Un núcleo que mezcla la energía de Bellingham, la estructura de Rice, la creatividad de Eze y el desparpajo de Anderson. Un grupo pensado para mandar con balón y sostener el ritmo de un torneo largo.
La defensa, entre la experiencia tardía y la nueva generación
En la zaga, otra historia humana se impone: Dan Burn. A sus 34 años, el central del Newcastle tendrá por fin la oportunidad de jugar su primer Mundial. No es un detalle menor en una línea plagada de debutantes en este tipo de torneos.
Burn se suma a Ezri Konsa, John Stones, Marc Guehi, Jarrell Quansah, Tino Livramento, Nico O’Reilly, Djed Spence y Reece James. Una mezcla de perfiles, alturas, ritmos y trayectorias que da al seleccionador un abanico amplio de soluciones.

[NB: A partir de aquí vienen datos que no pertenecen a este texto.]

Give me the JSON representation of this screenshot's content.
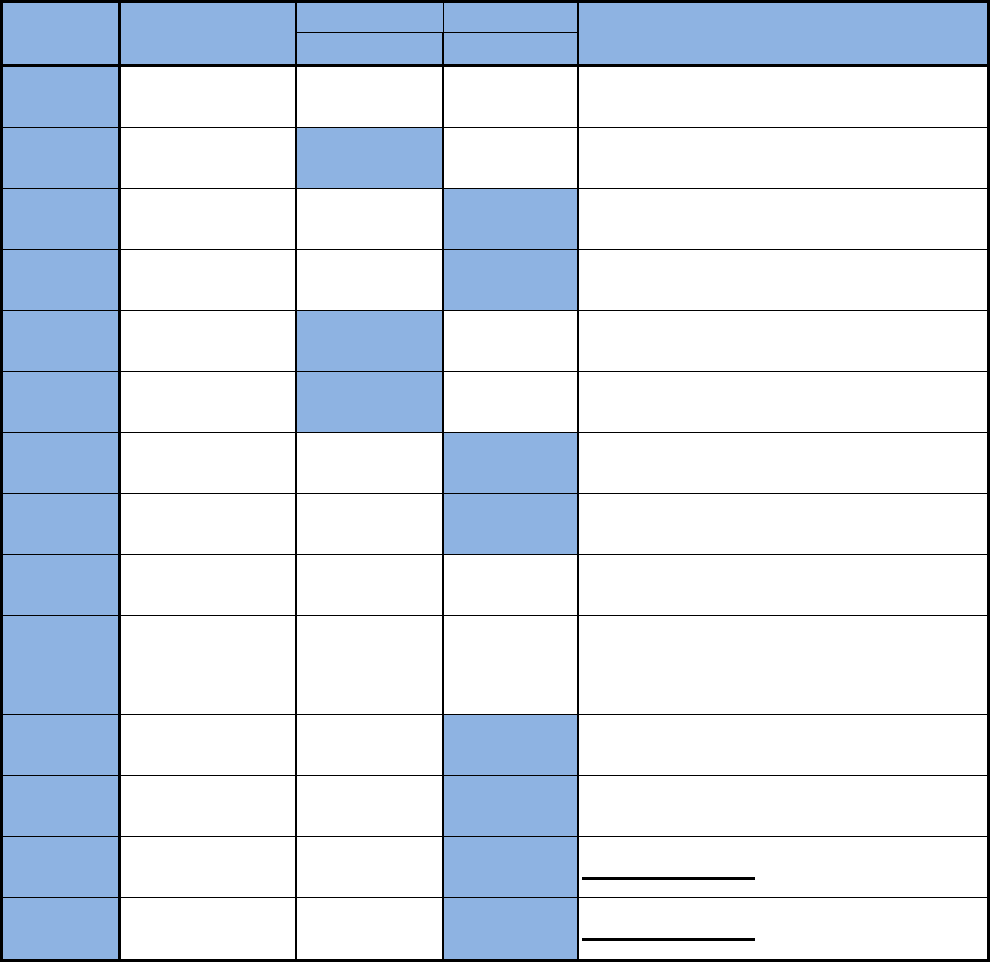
{
  "table": {
    "header_color": "#8eb3e2",
    "border_color": "#000000",
    "columns": [
      "",
      "",
      "",
      "",
      ""
    ],
    "header_group": "",
    "rows": [
      {
        "highlight": [
          1
        ],
        "underline": false
      },
      {
        "highlight": [
          1,
          3
        ],
        "underline": false
      },
      {
        "highlight": [
          1,
          4
        ],
        "underline": false
      },
      {
        "highlight": [
          1,
          4
        ],
        "underline": false
      },
      {
        "highlight": [
          1,
          3
        ],
        "underline": false
      },
      {
        "highlight": [
          1,
          3
        ],
        "underline": false
      },
      {
        "highlight": [
          1,
          4
        ],
        "underline": false
      },
      {
        "highlight": [
          1,
          4
        ],
        "underline": false
      },
      {
        "highlight": [
          1
        ],
        "underline": false
      },
      {
        "highlight": [
          1
        ],
        "underline": false,
        "tall": true
      },
      {
        "highlight": [
          1,
          4
        ],
        "underline": false
      },
      {
        "highlight": [
          1,
          4
        ],
        "underline": false
      },
      {
        "highlight": [
          1,
          4
        ],
        "underline": true
      },
      {
        "highlight": [
          1,
          4
        ],
        "underline": true
      }
    ]
  }
}
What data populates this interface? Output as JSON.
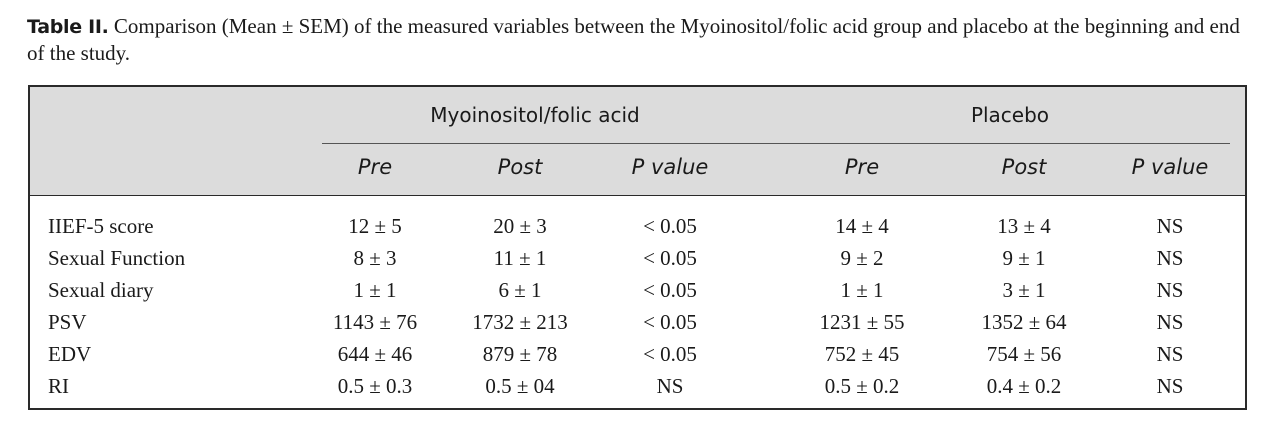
{
  "caption": {
    "label": "Table II.",
    "text": " Comparison (Mean ± SEM) of the measured variables between the Myoinositol/folic acid group and placebo at the begin­ning and end of the study."
  },
  "table": {
    "groups": [
      "Myoinositol/folic acid",
      "Placebo"
    ],
    "subheaders": [
      "Pre",
      "Post",
      "P value",
      "Pre",
      "Post",
      "P value"
    ],
    "rows": [
      {
        "label": "IIEF-5 score",
        "cells": [
          "12 ± 5",
          "20 ± 3",
          "< 0.05",
          "14 ± 4",
          "13 ± 4",
          "NS"
        ]
      },
      {
        "label": "Sexual Function",
        "cells": [
          "8 ± 3",
          "11 ± 1",
          "< 0.05",
          "9 ± 2",
          "9 ± 1",
          "NS"
        ]
      },
      {
        "label": "Sexual diary",
        "cells": [
          "1 ± 1",
          "6 ± 1",
          "< 0.05",
          "1 ± 1",
          "3 ± 1",
          "NS"
        ]
      },
      {
        "label": "PSV",
        "cells": [
          "1143 ± 76",
          "1732 ± 213",
          "< 0.05",
          "1231 ± 55",
          "1352 ± 64",
          "NS"
        ]
      },
      {
        "label": "EDV",
        "cells": [
          "644 ± 46",
          "879 ± 78",
          "< 0.05",
          "752 ± 45",
          "754 ± 56",
          "NS"
        ]
      },
      {
        "label": "RI",
        "cells": [
          "0.5 ± 0.3",
          "0.5 ± 04",
          "NS",
          "0.5 ± 0.2",
          "0.4 ± 0.2",
          "NS"
        ]
      }
    ]
  }
}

Para Walcott, el caso de Burn resume bien el espíritu del vestuario. “Burn es una gran historia. Aporta esa energía, esa química y conexión con todos los jugadores”, destacó. No se trata solo de despejar balones; se trata de unir un grupo que afronta su primer gran examen mundialista en la retaguardia.
El exinternacional también quiso detenerse en John Stones, llamado a ser el faro de la línea defensiva. “Estoy contento por John Stones también, será el tipo del que muchos pueden aprender, entrando en esto con experiencia mundialista a sus espaldas”, apuntó. En un bloque joven, tener a alguien que ya ha sobrevivido a la presión de un Mundial marca diferencias.
“La defensa ha estado brillante en la fase de clasificación”, recordó Walcott, convencido de que la base está construida. Ahora llega la parte que no perdona: trasladar esa solidez a un escenario donde cada error pesa como un título.
Un verano cargado de expectativas
Entre el Rashford liberado que llega desde Barcelona, el centro del campo descarado que ilusiona a Sturridge y una defensa que combina historias tardías como la de Burn con el liderazgo silencioso de Stones, la selección aterrizará en Estados Unidos con algo más que nombres.
Lleva relatos, segundas oportunidades y la sensación de que varios de estos jugadores están justo en el punto de ebullición de sus carreras.
Si Rashford cumple el papel que Walcott le augura y el centro del campo responde al entusiasmo de Sturridge, la pregunta ya no será si esta plantilla es ilusionante, sino hasta dónde está dispuesta a llegar este verano.